Если мы обратимся к человеческой природе, развившейся из социальной природы низших животных, мы найдем — в дополне­ние к организации социального поведения, на которую я указал,— значительное усовершенствование процесса приспособления инди­видов друг к другу. Это усовершенствование жеста, если воспользоваться вундтовским обобщенным термином, достигает точки своего наибольшего развития в языке. Язык же изначально был определенной установкой — взглядом, движением тела и его частей,— указывающей на наступающее социальное действие, к которому другие индивиды должны приспособить свое поведе­ние. Он становится языком в более узком смысле, когда начинает выступать как общепринятая речь в любой ее форме, т. е. когда своим жестом индивид обращается настолько же к себе, насколько и к другим вовлеченным в действие индивидам. Его речь является их речью. Он может обращаться к себе при помощи их жестов и, таким образом, представлять себе всю социальную ситуацию, в которую он вовлечен, в целом, так что социальным оказывается не только его поведение, но и сознание.

Именно из этого поведения и этого сознания и вырастает человеческое общество. Человеческий характер придает ему тот факт, что индивид при помощи языка обращается к себе в роли других членов группы и, таким образом, осознает и учитывает их в своем собственном поведении.

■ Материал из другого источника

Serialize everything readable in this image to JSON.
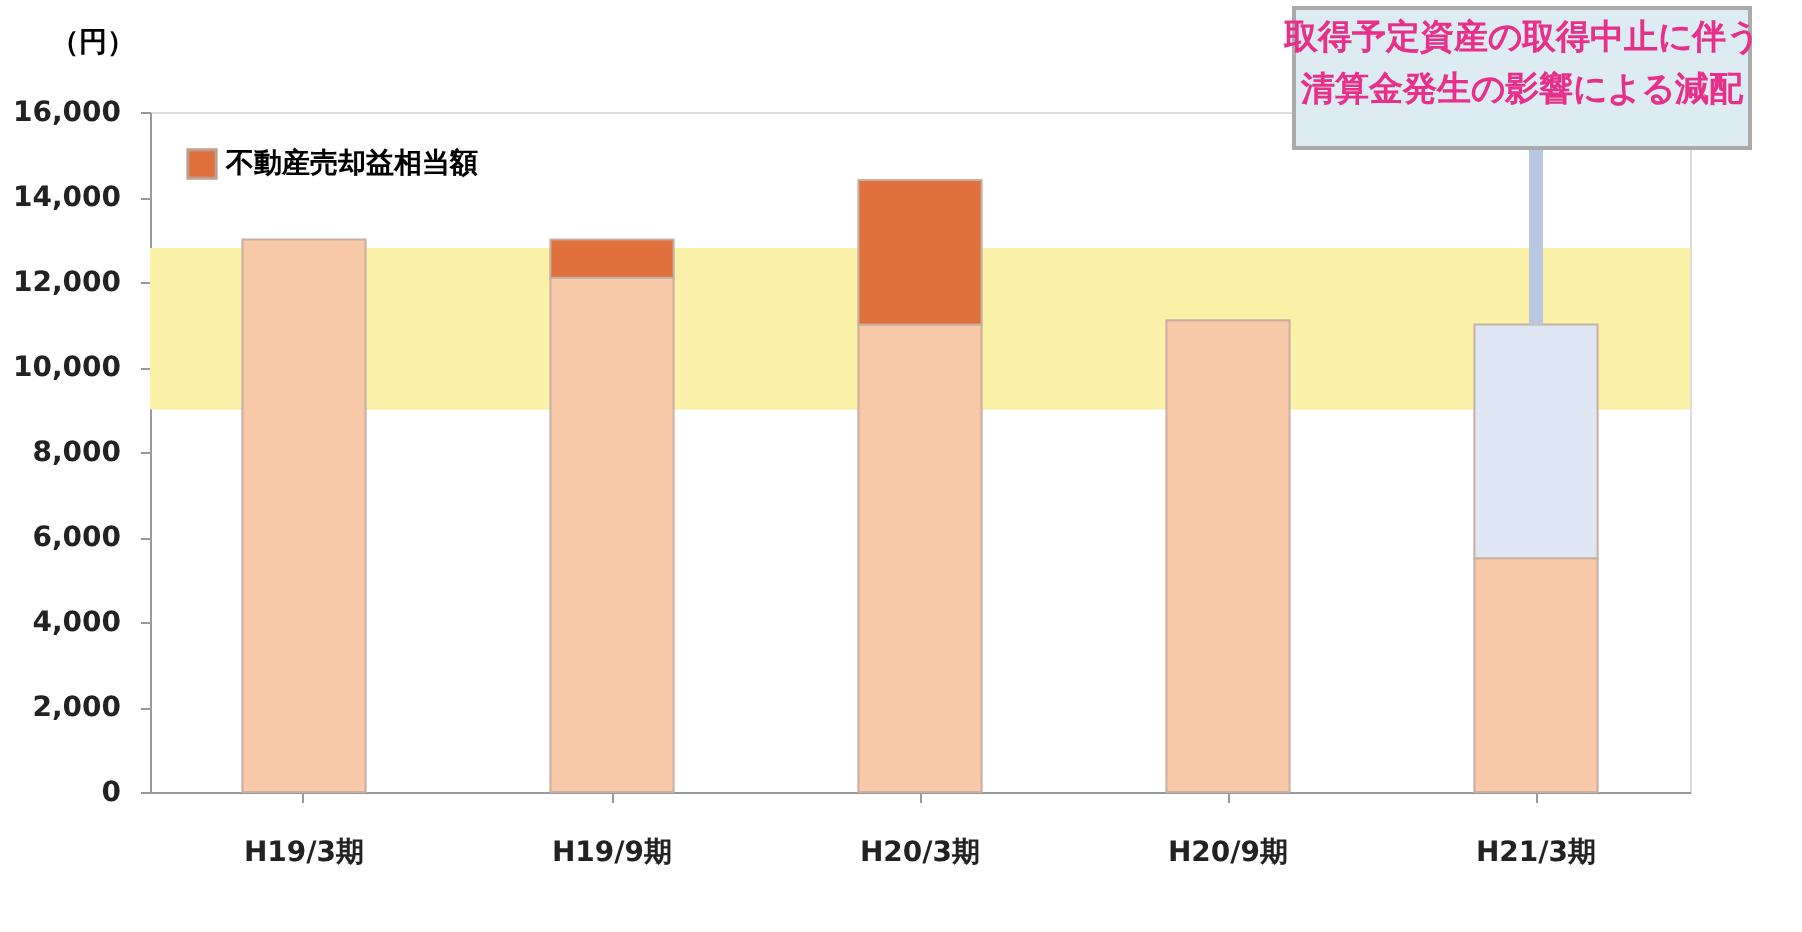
{
  "chart_data": {
    "type": "bar",
    "stacked": true,
    "ylabel": "（円）",
    "categories": [
      "H19/3期",
      "H19/9期",
      "H20/3期",
      "H20/9期",
      "H21/3期"
    ],
    "series": [
      {
        "color": "#f7c9a8",
        "values": [
          13000,
          12100,
          11000,
          11100,
          5500
        ]
      },
      {
        "name": "不動産売却益相当額",
        "color": "#e0703c",
        "values": [
          null,
          900,
          3400,
          null,
          null
        ]
      },
      {
        "color": "#dfe6f3",
        "values": [
          null,
          null,
          null,
          null,
          5500
        ]
      }
    ],
    "ylim": [
      0,
      16000
    ],
    "yticks": [
      {
        "value": 0,
        "label": "0"
      },
      {
        "value": 2000,
        "label": "2,000"
      },
      {
        "value": 4000,
        "label": "4,000"
      },
      {
        "value": 6000,
        "label": "6,000"
      },
      {
        "value": 8000,
        "label": "8,000"
      },
      {
        "value": 10000,
        "label": "10,000"
      },
      {
        "value": 12000,
        "label": "12,000"
      },
      {
        "value": 14000,
        "label": "14,000"
      },
      {
        "value": 16000,
        "label": "16,000"
      }
    ],
    "bands": [
      {
        "axis": "y",
        "from": 9000,
        "to": 12800,
        "color": "#faf0a8"
      }
    ],
    "annotations": [
      {
        "text": "取得予定資産の取得中止に伴う清算金発生の影響による減配",
        "x": "H21/3期",
        "y": 11000
      }
    ],
    "legend": "top left",
    "grid": false
  }
}
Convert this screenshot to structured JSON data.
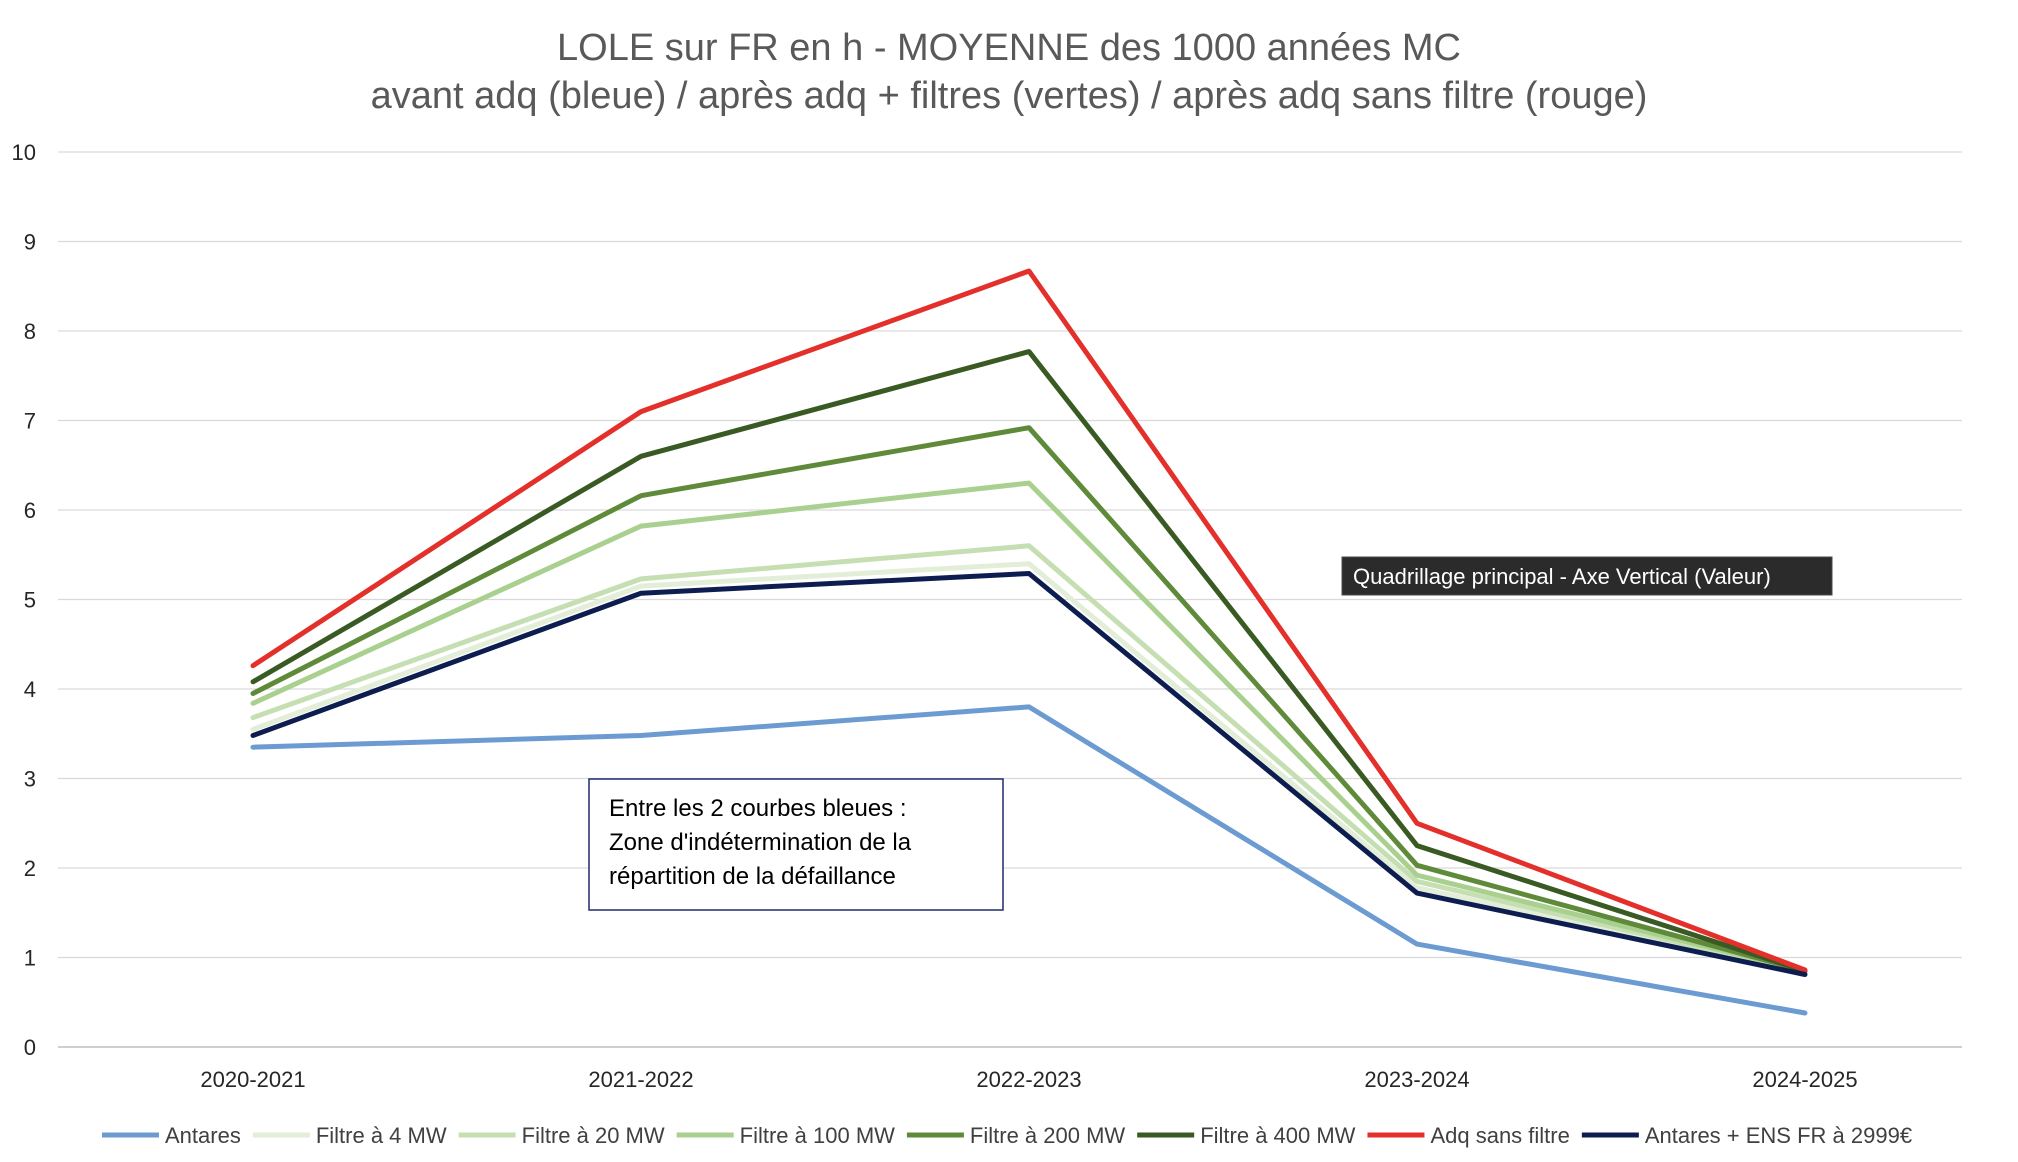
{
  "chart_data": {
    "type": "line",
    "title": "LOLE sur FR en h - MOYENNE des 1000 années MC",
    "subtitle": "avant adq (bleue) / après adq + filtres (vertes) / après adq sans filtre (rouge)",
    "categories": [
      "2020-2021",
      "2021-2022",
      "2022-2023",
      "2023-2024",
      "2024-2025"
    ],
    "ylim": [
      0,
      10
    ],
    "yticks": [
      0,
      1,
      2,
      3,
      4,
      5,
      6,
      7,
      8,
      9,
      10
    ],
    "grid": true,
    "legend_position": "bottom",
    "series": [
      {
        "name": "Antares",
        "color": "#6c9bd2",
        "values": [
          3.35,
          3.48,
          3.8,
          1.15,
          0.38
        ]
      },
      {
        "name": "Filtre à 4 MW",
        "color": "#e3eed9",
        "values": [
          3.55,
          5.15,
          5.4,
          1.78,
          0.84
        ]
      },
      {
        "name": "Filtre à 20 MW",
        "color": "#c5dfb2",
        "values": [
          3.68,
          5.23,
          5.6,
          1.85,
          0.84
        ]
      },
      {
        "name": "Filtre à 100 MW",
        "color": "#a9d08e",
        "values": [
          3.84,
          5.82,
          6.3,
          1.92,
          0.85
        ]
      },
      {
        "name": "Filtre à 200 MW",
        "color": "#5f8a3a",
        "values": [
          3.95,
          6.16,
          6.92,
          2.03,
          0.85
        ]
      },
      {
        "name": "Filtre à 400 MW",
        "color": "#3a5a24",
        "values": [
          4.08,
          6.6,
          7.77,
          2.25,
          0.85
        ]
      },
      {
        "name": "Adq sans filtre",
        "color": "#e3302b",
        "values": [
          4.26,
          7.1,
          8.67,
          2.5,
          0.86
        ]
      },
      {
        "name": "Antares + ENS FR à 2999€",
        "color": "#0d1d4f",
        "values": [
          3.48,
          5.07,
          5.29,
          1.72,
          0.81
        ]
      }
    ],
    "annotation": {
      "lines": [
        "Entre les 2 courbes bleues :",
        "Zone d'indétermination de la",
        "répartition de la défaillance"
      ]
    },
    "tooltip": "Quadrillage principal - Axe Vertical (Valeur)"
  }
}
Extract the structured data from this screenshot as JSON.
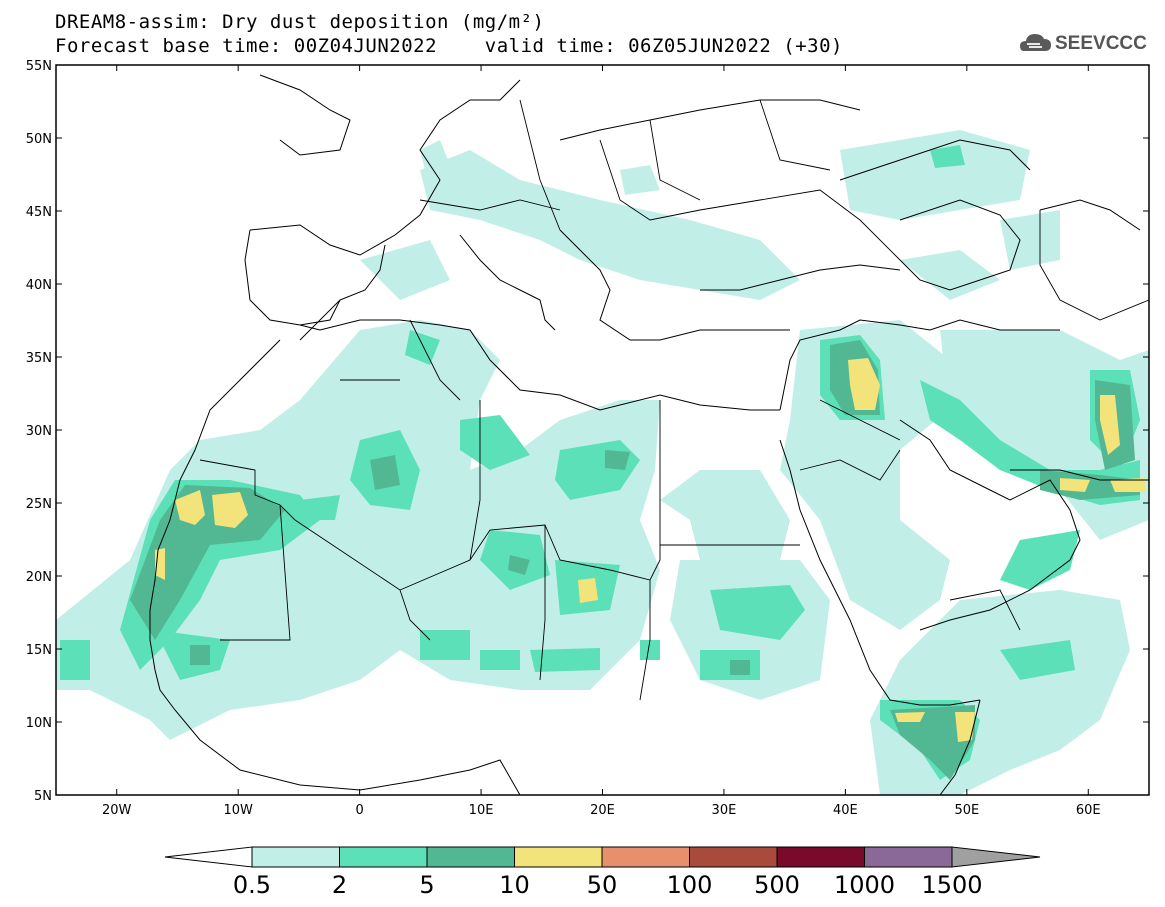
{
  "title": {
    "line1": "DREAM8-assim: Dry dust deposition (mg/m²)",
    "line2": "Forecast base time: 00Z04JUN2022    valid time: 06Z05JUN2022 (+30)"
  },
  "logo": {
    "icon": "cloud-icon",
    "text": "SEEVCCC",
    "color": "#555555"
  },
  "map": {
    "lon_range": [
      -25,
      65
    ],
    "lat_range": [
      5,
      55
    ],
    "lat_ticks": [
      "5N",
      "10N",
      "15N",
      "20N",
      "25N",
      "30N",
      "35N",
      "40N",
      "45N",
      "50N",
      "55N"
    ],
    "lon_ticks": [
      "20W",
      "10W",
      "0",
      "10E",
      "20E",
      "30E",
      "40E",
      "50E",
      "60E"
    ]
  },
  "colorbar": {
    "labels": [
      "0.5",
      "2",
      "5",
      "10",
      "50",
      "100",
      "500",
      "1000",
      "1500"
    ],
    "colors": [
      "#c1efe8",
      "#5ce0b8",
      "#52b894",
      "#f2e37a",
      "#e88f6c",
      "#a84b3c",
      "#7a0a2c",
      "#8a6898",
      "#a0a0a0"
    ]
  }
}
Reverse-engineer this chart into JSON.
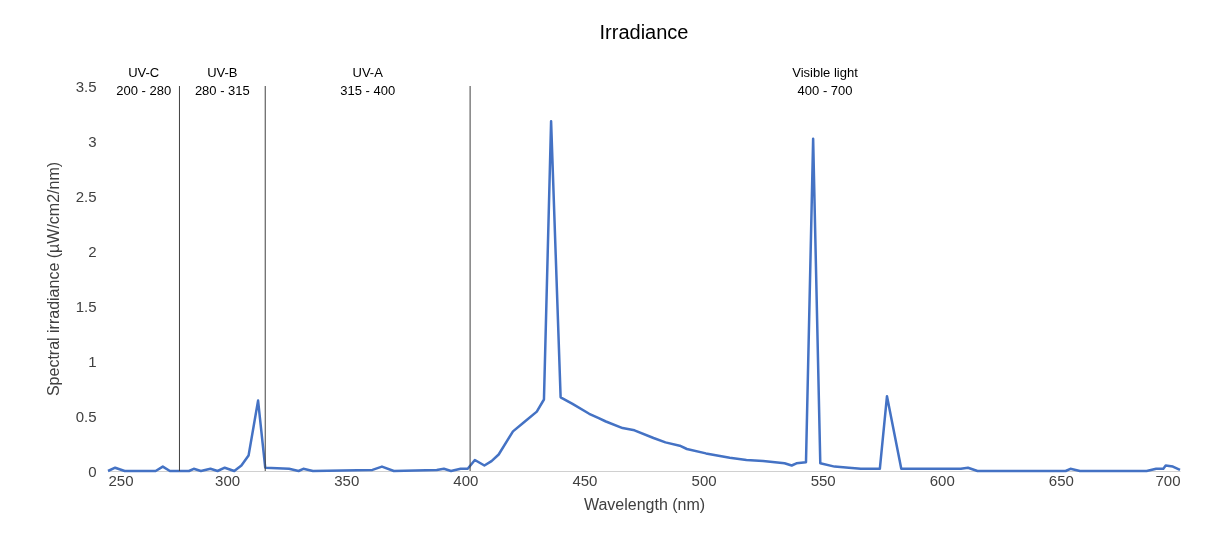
{
  "chart_data": {
    "type": "line",
    "title": "Irradiance",
    "xlabel": "Wavelength (nm)",
    "ylabel": "Spectral irradiance (µW/cm2/nm)",
    "x": [
      250,
      253,
      257,
      270,
      273,
      276,
      284,
      286,
      289,
      293,
      296,
      299,
      303,
      306,
      309,
      313,
      316,
      326,
      330,
      332,
      336,
      361,
      365,
      370,
      388,
      391,
      394,
      398,
      401,
      404,
      408,
      411,
      414,
      420,
      425,
      430,
      433,
      436,
      440,
      445,
      452,
      456,
      459,
      466,
      471,
      479,
      484,
      490,
      493,
      501,
      511,
      518,
      525,
      534,
      537,
      539,
      543,
      546,
      549,
      555,
      561,
      566,
      574,
      577,
      583,
      588,
      608,
      611,
      615,
      652,
      654,
      658,
      686,
      690,
      693,
      694,
      697,
      700
    ],
    "series": [
      {
        "color": "#4472c4",
        "values": [
          0,
          0.03,
          0,
          0,
          0.04,
          0,
          0,
          0.02,
          0,
          0.02,
          0,
          0.03,
          0,
          0.05,
          0.14,
          0.64,
          0.03,
          0.02,
          0,
          0.02,
          0,
          0.01,
          0.04,
          0,
          0.01,
          0.02,
          0,
          0.02,
          0.02,
          0.1,
          0.05,
          0.09,
          0.15,
          0.36,
          0.45,
          0.54,
          0.65,
          3.18,
          0.67,
          0.61,
          0.52,
          0.48,
          0.45,
          0.39,
          0.37,
          0.3,
          0.26,
          0.23,
          0.2,
          0.16,
          0.12,
          0.1,
          0.09,
          0.07,
          0.05,
          0.07,
          0.08,
          3.02,
          0.07,
          0.04,
          0.03,
          0.02,
          0.02,
          0.68,
          0.02,
          0.02,
          0.02,
          0.03,
          0,
          0,
          0.02,
          0,
          0,
          0.02,
          0.02,
          0.05,
          0.04,
          0.01
        ]
      }
    ],
    "xlim": [
      250,
      700
    ],
    "xticks": [
      250,
      300,
      350,
      400,
      450,
      500,
      550,
      600,
      650,
      700
    ],
    "ylim": [
      0,
      3.5
    ],
    "yticks": [
      0,
      0.5,
      1,
      1.5,
      2,
      2.5,
      3,
      3.5
    ],
    "grid": false,
    "ref_lines": [
      {
        "axis": "x",
        "value": 280,
        "color": "#404040"
      },
      {
        "axis": "x",
        "value": 316,
        "color": "#404040"
      },
      {
        "axis": "x",
        "value": 402,
        "color": "#404040"
      }
    ],
    "annotations": [
      "UV-C\n200 - 280",
      "UV-B\n280 - 315",
      "UV-A\n315 - 400",
      "Visible light\n400 - 700"
    ]
  }
}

Но хотя эта стадия эволюции и является, возможно, наиболее критической в развитии человека, она в конце концов есть только усовершенствование социального поведения низших форм. Самосознательное поведение есть только экспонента, возводящая потенциальные усложнения групповой деятельности в более высокую степень. Она не меняет характера социальной природы, которая лишь совершенствуется и усложня­ется; не меняет она и принципов ее организации. Человеческое поведение все еще остается организацией инстинктов, которые оказали друг на друга взаимное воздействие. Из таких фунда­ментальных инстинктов, как инстинкты пола, родительства и враждебности, возник некий организованный тип социального поведения — поведение индивида внутри группы. Нападение на других индивидов группы видоизменилось и смягчилось таким образом, что индивид начал самоутверждаться, противопоставляя себя другим, в игре, в ухаживании, в заботе о потомстве, в определенных общих установках нападения и защиты, без попыток уничтожения индивида, подвергающегося нападению.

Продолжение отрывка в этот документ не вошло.